On the contrary, the forms of cultural massification of the Getulist era, associated with the strengthening of liberal capitalism and its atomized organization of work and the cultural industry, the developmental experiences that excelled in disqualified quantities, plus the dictatorship and its repercussions to this day, this whole process that we are living has split the acts of educating and creating culture, which has penetrated to the core of all forms of making art, disseminating technologies, schooling, certainly not in a beautiful set of personal and community attitudes seen in various parts of the country, but fundamentally in the government, local, state and federal actions, whose inaction, ignorance and sometimes evil determine breaks in the creative actions of cultural education and educational culture.

Even some qualified artists are incapable of building a cultural-educational thought, except in a conjunctural, fortuitous and occasional way. Therefore, non-matrix, organic, everyday and integrative, thought (at least in part) by distinguished people such as Hannah Arendt, Anísio Teixeira, Darcy Ribeiro, Paulo Freire and (unfortunately select groups) of contemporary cultural educators and creators.

With this reading, it is possible to understand Glauber Rocha's convulsive cry before his desired and postponed Brazil, according to Darcy Ribeiro's testimony at the filmmaker's funeral. “Brazil will have to succeed” – concluded Darcy.

Anyone who reads well the various government proposals that are presented today, whether guidelines, arguments, data or supposed government programs, at all levels and from all parties, does not find indubitable signs of possible actions that create leagues, welds, possible ties of revolution in the practice of the education-culture sisters. It finds some good and yet split ideas, sometimes semi or fully elitist; worse, often grandiloquent but disconnected, or in fact poor, traditional, sameness with a new name. Not even the best good will can see such signs, even though the preparation of proposals has relied on educators and cultural creators.

The columnist believes in the relevance of the proposal of modernism transformed into government action in the 1930s, that is, education is only integralized in culture, whether in the construction of the individual person or of institutionalized collectives. Paulo Freire may have intuited this revolution when he designated as “culture circles” the groups of literacy students in the process of liberating the four-hundred-year-old “animal” in Thiago de Mello's poem. Mário de Andrade was supported by people from higher education schools to produce scientific surveys with the people of São Paulo and discover their condition and interests. In one of them he was happy because illiteracy in São Paulo was rapidly decreasing. However, today we are surrounded by all sorts of illiteracy, graphic, discursive, technological and ethical.

It should be noted that several works, during the re-democratization of Brazil, came to light and revealed (albeit partially) that government action, which awakened public agents of education, culture and sports in various cities in São Paulo and Brazil to new practices cultural-educational projects, but the crises provoked by neoliberal servitude and the ebb of democracy once again put the creative processes under a nosebleed.

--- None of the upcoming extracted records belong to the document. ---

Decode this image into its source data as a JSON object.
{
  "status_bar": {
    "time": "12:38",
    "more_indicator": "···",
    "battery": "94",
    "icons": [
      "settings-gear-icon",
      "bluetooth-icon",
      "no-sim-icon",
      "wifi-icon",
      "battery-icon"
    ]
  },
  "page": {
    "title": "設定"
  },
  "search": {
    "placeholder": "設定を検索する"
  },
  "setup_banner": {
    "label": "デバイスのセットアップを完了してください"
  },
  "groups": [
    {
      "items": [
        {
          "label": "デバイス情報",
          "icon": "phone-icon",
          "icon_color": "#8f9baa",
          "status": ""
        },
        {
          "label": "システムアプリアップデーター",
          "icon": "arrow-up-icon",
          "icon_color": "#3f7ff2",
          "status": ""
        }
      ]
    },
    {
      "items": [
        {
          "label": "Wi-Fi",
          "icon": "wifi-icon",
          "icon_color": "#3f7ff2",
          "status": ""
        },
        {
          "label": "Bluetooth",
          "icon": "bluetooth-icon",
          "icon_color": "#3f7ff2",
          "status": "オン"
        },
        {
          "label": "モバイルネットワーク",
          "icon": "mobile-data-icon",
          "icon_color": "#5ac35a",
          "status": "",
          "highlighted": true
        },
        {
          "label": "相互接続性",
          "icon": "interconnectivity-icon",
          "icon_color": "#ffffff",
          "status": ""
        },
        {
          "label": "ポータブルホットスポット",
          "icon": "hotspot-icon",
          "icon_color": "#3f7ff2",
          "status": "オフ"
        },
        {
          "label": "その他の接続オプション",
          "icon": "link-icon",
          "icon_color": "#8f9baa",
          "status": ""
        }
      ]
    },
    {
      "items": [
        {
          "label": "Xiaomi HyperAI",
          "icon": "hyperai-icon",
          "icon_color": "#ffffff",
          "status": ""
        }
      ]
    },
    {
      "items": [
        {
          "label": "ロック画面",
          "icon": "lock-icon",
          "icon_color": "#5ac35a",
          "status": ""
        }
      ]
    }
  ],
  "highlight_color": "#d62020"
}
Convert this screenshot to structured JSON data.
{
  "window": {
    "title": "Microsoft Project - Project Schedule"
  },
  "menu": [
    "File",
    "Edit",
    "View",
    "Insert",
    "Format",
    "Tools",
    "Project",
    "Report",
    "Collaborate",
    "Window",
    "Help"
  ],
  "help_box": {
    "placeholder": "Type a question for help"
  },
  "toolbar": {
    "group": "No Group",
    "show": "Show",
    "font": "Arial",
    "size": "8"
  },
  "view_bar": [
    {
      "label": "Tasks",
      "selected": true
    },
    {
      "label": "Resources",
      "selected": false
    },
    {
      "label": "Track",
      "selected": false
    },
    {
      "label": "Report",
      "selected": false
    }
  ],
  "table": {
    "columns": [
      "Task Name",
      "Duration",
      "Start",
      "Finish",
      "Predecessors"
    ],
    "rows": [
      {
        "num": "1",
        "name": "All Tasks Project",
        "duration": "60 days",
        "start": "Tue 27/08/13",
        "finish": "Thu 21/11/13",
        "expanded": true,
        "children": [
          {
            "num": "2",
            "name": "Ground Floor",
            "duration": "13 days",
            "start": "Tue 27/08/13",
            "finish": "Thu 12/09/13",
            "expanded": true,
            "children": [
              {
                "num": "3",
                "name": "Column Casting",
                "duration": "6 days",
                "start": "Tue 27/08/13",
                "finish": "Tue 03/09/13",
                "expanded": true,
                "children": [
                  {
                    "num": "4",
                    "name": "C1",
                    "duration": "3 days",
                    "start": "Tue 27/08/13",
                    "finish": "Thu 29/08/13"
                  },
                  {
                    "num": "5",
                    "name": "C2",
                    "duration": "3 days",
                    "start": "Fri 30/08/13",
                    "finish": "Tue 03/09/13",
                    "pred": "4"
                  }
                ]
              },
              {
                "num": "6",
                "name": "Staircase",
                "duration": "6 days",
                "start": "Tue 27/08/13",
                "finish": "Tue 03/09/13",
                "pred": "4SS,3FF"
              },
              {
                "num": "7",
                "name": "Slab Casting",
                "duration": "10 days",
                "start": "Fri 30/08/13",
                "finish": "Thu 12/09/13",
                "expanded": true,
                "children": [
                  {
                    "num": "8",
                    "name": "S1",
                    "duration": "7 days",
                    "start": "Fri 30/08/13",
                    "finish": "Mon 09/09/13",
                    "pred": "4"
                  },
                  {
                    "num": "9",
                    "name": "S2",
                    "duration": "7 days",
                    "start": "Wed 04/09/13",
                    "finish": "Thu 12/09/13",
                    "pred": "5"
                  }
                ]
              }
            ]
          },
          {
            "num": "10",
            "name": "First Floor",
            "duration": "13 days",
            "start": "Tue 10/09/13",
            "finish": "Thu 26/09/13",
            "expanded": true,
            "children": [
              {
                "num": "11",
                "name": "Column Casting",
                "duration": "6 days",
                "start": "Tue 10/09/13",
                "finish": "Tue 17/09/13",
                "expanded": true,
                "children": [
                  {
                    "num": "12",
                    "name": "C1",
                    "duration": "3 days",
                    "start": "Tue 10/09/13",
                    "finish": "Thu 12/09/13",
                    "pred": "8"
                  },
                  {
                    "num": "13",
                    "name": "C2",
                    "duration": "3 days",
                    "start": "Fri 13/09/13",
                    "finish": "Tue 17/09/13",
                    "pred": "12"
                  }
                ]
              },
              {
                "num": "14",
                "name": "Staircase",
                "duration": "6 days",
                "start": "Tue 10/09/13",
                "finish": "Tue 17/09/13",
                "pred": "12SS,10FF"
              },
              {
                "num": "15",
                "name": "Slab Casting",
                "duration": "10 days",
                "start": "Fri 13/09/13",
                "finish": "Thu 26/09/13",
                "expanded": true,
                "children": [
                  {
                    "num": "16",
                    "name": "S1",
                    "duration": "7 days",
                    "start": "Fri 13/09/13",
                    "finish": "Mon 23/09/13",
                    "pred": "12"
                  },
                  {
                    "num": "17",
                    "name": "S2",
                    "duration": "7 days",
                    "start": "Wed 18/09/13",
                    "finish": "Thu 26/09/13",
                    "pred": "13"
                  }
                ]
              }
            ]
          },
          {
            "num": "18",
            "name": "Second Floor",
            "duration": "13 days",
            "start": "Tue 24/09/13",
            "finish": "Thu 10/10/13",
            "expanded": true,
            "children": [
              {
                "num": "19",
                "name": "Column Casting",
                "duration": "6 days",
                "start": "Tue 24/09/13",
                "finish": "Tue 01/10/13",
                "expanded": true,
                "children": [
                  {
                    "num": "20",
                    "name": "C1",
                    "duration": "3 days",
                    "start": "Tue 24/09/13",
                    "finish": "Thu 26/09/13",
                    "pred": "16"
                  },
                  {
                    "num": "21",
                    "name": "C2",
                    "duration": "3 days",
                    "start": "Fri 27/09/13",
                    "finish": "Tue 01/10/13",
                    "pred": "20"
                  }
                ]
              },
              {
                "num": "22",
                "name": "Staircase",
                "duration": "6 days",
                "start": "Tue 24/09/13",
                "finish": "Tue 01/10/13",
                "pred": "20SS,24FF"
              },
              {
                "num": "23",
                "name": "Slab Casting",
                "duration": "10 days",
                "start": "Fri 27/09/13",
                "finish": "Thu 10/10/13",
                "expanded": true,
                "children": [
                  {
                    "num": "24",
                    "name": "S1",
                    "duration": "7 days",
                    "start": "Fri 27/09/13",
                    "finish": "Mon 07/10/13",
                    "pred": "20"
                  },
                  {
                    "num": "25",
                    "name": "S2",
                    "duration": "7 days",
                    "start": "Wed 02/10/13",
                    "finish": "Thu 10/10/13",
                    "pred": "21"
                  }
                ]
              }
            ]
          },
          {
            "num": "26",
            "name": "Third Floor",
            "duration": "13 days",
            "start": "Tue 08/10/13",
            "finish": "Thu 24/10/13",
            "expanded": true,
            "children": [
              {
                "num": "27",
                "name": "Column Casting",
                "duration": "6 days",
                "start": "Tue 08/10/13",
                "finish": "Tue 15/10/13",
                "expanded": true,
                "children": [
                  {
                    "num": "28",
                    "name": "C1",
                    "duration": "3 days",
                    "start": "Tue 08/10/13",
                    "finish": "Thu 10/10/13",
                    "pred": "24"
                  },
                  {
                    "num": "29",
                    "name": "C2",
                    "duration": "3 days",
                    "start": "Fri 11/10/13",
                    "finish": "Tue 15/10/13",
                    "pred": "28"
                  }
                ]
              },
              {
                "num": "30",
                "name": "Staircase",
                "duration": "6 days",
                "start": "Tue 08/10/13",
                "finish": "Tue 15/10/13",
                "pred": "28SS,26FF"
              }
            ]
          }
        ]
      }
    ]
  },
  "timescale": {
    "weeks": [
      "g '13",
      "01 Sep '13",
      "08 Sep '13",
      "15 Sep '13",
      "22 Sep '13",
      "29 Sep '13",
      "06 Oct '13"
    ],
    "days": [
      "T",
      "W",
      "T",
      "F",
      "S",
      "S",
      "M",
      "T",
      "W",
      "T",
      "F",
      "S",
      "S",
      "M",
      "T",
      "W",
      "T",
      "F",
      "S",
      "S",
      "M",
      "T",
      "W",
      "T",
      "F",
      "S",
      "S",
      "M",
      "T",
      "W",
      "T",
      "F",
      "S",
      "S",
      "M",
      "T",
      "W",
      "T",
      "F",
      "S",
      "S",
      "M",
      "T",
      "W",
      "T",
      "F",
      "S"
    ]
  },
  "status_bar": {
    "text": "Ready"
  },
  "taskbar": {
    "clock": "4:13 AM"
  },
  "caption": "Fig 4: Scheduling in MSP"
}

It is therefore convenient to reinvent the game and desires.

This government action will complete 90 years in 2025, still in the government of the elected men and women of 2022. I hope Carlos Drummond is taken seriously and that everything remains a little, because perhaps the Brazilian political work has become so dusty by the liberal forms of training and education that no longer has the courage to dare or to realize apparent utopias. It would be better, however, for the revolution of creative thinking to take place.

* Luiz Roberto Alves is a senior research professor at the School of Communication and Arts at the University of São Paulo. Author, among other books, of Administering via culture: educational-cultural revolution in ex-pauliceia desvairada, 1935-1938 (Mall).